The benchmark machine command

Different Substrate chains can have different hardware requirements.
It is therefore important to be able to quickly gauge if a piece of hardware fits a chains' requirements.
The benchmark machine command archives this by measuring key metrics and making them comparable.

Invoking the command looks like this:
sh cargo run --profile=production -- benchmark machine --dev

Output

The output on reference hardware:

pre +----------+----------------+---------------+--------------+-------------------+ | Category | Function | Score | Minimum | Result | +----------+----------------+---------------+--------------+-------------------+ | CPU | BLAKE2-256 | 1023.00 MiB/s | 1.00 GiB/s | ✅ Pass ( 99.4 %) | +----------+----------------+---------------+--------------+-------------------+ | CPU | SR25519-Verify | 665.13 KiB/s | 666.00 KiB/s | ✅ Pass ( 99.9 %) | +----------+----------------+---------------+--------------+-------------------+ | Memory | Copy | 14.39 GiB/s | 14.32 GiB/s | ✅ Pass (100.4 %) | +----------+----------------+---------------+--------------+-------------------+ | Disk | Seq Write | 457.00 MiB/s | 450.00 MiB/s | ✅ Pass (101.6 %) | +----------+----------------+---------------+--------------+-------------------+ | Disk | Rnd Write | 190.00 MiB/s | 200.00 MiB/s | ✅ Pass ( 95.0 %) | +----------+----------------+---------------+--------------+-------------------+

The score is the average result of each benchmark. It always adheres to "higher is better".

The category indicate which part of the hardware was benchmarked:
- CPU Processor intensive task - Memory RAM intensive task - Disk Hard drive intensive task

The function is the concrete benchmark that was run:
- BLAKE2-256 The throughput of the [Blake2-256] cryptographic hashing function with 32 KiB input. The [blake2_256 function] is used in many places in Substrate. The throughput of a hash function strongly depends on the input size, therefore we settled to use a fixed input size for comparable results. - SR25519 Verify Sr25519 is an optimized version of the [Curve25519] signature scheme. Signature verification is used by Substrate when verifying extrinsics and blocks. - Copy The throughput of copying memory from one place in the RAM to another. - Seq Write The throughput of writing data to the storage location sequentially. It is important that the same disk is used that will later-on be used to store the chain data. - Rnd Write The throughput of writing data to the storage location in a random order. This is normally much slower than the sequential write.

The score needs to reach the minimum in order to pass the benchmark. This can be reduced with the --tolerance flag.

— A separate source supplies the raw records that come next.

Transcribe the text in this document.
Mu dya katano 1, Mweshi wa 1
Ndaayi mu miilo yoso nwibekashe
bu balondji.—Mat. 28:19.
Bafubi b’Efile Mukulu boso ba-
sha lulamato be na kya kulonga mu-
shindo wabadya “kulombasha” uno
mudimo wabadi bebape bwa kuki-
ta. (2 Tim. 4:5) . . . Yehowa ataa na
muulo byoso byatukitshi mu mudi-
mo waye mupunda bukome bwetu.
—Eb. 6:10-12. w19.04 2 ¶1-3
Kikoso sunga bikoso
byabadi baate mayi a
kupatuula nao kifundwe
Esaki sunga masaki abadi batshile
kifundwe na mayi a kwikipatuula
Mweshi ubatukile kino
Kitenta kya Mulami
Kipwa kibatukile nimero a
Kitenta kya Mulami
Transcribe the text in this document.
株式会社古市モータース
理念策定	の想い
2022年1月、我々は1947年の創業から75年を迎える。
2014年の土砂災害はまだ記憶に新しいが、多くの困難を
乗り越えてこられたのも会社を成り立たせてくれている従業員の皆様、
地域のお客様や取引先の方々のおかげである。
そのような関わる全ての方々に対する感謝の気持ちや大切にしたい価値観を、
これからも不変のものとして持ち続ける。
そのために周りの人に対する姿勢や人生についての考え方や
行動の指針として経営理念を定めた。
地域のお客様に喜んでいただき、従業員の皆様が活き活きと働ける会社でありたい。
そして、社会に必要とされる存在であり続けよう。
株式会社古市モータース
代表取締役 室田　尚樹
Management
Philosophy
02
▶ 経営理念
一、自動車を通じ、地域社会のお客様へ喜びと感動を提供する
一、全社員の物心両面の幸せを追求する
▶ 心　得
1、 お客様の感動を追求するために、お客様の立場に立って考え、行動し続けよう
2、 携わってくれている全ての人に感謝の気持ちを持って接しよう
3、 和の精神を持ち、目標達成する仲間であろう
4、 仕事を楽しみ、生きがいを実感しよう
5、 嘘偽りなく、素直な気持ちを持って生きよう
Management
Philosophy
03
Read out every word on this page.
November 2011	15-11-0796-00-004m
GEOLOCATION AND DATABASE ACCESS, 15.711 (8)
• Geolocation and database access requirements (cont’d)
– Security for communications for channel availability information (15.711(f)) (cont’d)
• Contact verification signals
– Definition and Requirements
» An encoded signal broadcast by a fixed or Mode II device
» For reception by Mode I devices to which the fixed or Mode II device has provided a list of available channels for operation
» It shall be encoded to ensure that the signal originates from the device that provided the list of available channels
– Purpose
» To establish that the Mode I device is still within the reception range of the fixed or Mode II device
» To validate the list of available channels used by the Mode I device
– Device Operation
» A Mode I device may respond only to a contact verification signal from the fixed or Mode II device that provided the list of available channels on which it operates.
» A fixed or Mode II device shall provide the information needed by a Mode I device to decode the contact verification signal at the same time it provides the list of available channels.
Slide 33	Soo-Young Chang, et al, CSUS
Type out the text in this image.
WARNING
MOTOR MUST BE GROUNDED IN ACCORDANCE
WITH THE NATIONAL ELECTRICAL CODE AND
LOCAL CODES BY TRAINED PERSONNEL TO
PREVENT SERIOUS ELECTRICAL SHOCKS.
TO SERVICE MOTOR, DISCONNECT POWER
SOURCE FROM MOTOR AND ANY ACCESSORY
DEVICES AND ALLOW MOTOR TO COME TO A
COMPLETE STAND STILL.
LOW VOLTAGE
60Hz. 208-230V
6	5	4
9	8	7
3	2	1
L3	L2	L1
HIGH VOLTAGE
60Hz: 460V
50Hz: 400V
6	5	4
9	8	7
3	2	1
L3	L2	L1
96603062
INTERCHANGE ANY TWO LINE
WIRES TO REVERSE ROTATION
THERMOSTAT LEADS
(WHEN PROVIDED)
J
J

The result indicated if a specific benchmark was passed by the machine or not. The percent number is the relative score reached to the minimum that is needed. The --tolerance flag is taken into account for this decision. For example a benchmark that passes even with 95% since the tolerance was set to 10% would look like this: ✅ Pass ( 95.0 %).

Interpretation

Ideally all results show a Pass and the program exits with code 0. Currently some of the benchmarks can fail even on reference hardware; they are still being improved to make them more deterministic.
Make sure to run nothing else on the machine when benchmarking it.
You can re-run them multiple times to get more reliable results.